Mannie Jackson, who'll be inducted into the Naismith Memorial Basketball Hall of Fame on Friday, is probably one of the least known but most important individuals the game has ever known .  

Born in Illmo, Missouri on May 4, 1939, Jackson’s maternity ward and early living situation was on the inside a railway boxcar.  At the age of 3, he saw his situation change significantly when parents moved to Edwardsville, where his father worked in the automotive industry. 

As he grew into maturity, the world around him didn’t seem capable of housing his ambition and drive. His father Emmett provided a vibrant, resilient example of the type of mettle a brother had to have to get by back then, working two jobs while studying to become a teacher after serving in a segregated military.

They say the apple doesn’t fall far from the tree, and the impact that the elder Jackson would have on his son would manifest sooner rather than later. 

"He was an inspiration to me," Jackson once said. "... Here's this guy who came out of the military after the war, had three kids, worked two jobs, went to college, and he did all this in the most racist part of the world you can be in. He never lost his drive."

2015 NCAA Theodore Roosevelt Award recipient Mannie Jackson

Theodore Roosevelt Award winner Mannie Jackson, a graduate of the University of Illinois where he competed in basketball, went on to a successful career as an entrepreneur and owner of the Harlem Globetrotters.

Mannie would attend Edwardsville High as one of a second group of black children who were allowed to attend the newly desegregated school.

In 1956, he led the basketball team to the state championship game, where they would eventually lose to Rockford West. The first team All-State selection would win a full ride to the University of Illinois on a basketball scholarship as the first black player to suit up for the Fighting Illini. 

He and Govoner Vaughn would be the first black players to start for U of I as well. They would also be the first black players to letter in basketball.  Throughout his collegiate career, Jackson would later describe incidents in which he faced racism from both fans and students.   

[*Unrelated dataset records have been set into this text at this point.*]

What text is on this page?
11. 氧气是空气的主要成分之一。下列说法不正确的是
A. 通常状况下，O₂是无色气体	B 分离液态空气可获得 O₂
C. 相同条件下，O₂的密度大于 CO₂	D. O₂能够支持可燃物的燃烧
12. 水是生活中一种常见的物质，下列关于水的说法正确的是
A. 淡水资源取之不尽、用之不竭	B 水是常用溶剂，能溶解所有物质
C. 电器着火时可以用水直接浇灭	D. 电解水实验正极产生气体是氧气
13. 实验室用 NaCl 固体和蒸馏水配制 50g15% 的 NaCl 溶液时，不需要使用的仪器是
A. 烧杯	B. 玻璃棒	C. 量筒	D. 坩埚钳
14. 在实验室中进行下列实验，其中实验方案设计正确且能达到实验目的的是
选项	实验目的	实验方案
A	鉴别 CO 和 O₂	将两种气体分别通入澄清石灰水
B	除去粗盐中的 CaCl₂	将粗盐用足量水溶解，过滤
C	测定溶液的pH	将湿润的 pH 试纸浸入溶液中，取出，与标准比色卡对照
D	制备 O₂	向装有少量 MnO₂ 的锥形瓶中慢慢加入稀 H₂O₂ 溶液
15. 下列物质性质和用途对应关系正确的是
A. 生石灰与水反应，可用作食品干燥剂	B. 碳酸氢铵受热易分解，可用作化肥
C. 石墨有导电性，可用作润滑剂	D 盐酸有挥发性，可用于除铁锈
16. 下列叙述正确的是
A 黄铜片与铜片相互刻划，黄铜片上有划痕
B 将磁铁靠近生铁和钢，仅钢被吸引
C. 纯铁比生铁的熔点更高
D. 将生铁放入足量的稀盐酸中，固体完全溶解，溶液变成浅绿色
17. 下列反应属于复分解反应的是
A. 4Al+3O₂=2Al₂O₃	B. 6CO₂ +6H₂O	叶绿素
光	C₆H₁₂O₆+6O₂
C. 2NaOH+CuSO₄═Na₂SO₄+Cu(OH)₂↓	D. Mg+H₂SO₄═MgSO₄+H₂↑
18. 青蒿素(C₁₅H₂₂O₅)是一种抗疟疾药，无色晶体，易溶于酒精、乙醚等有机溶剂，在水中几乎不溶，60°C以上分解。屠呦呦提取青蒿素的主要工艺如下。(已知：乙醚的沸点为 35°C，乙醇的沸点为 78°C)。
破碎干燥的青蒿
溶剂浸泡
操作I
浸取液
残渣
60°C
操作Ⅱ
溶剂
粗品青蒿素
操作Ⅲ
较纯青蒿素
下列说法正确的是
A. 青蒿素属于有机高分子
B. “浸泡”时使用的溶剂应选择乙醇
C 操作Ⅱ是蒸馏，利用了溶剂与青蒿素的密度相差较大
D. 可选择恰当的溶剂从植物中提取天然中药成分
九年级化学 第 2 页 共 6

Jackson would earn All Big Ten honors in 1959 and 1960, along with All-American honors in 1960 as well. Upon graduating from the college,  he was cut by the New York Knicks.  But the Harlem Globetrotters were happy to have him.  However, his pro career was short-lived, as he would leave the team in 1964 to work for General Motors while studying economics. 

Many of the attributes that made Jackson an outstanding teammate and leader on the basketball court became immediately apparent in the corporate world.  

He would later become a founding member of the Executive Leadership Council, a group of black executives from various industries that build ties with one another for the betterment of all. 

1993 would see life come full circle for Jackson when he became the first black owner of a major sports team when he purchased the franchise that he formerly played for, the Harlem Globetrotters.  

Mannie Jackson: From Boxcar to Boardrooms

This new documentary provides the backstory to a name that many know from the basketball court and the boardroom. Growing up in southern Illinois in the 1940's and 50's, Mannie Jackson dreamed of being more than a star athlete, he wanted to be a star in business.

After years of being one of the most famous and marketable sports teams  in the world, the Globetrotters’ brand was in decline and the team was nearly bankrupt. Jackson purchased the franchise for $6 million and his subsequent moves would help the business triple their revenue in just three years. The teams monetary intake would eventually jump to five-fold under his watch.  

He served as the chairman of the Naismith Memorial Basketball of Fame from 2007 to 2009 and his jersey would be retired by the University of Illinois in 2015.  

After living a life carved out by an inbred ability to rise above his circumstances, Mannie Jackson will be inducted into that Hall of Fame.  

Congratulations, Mr. Jackson.  Your immortalization as one of the most important people to ever pick a basketball was a long time coming, like a Sam Cooke song.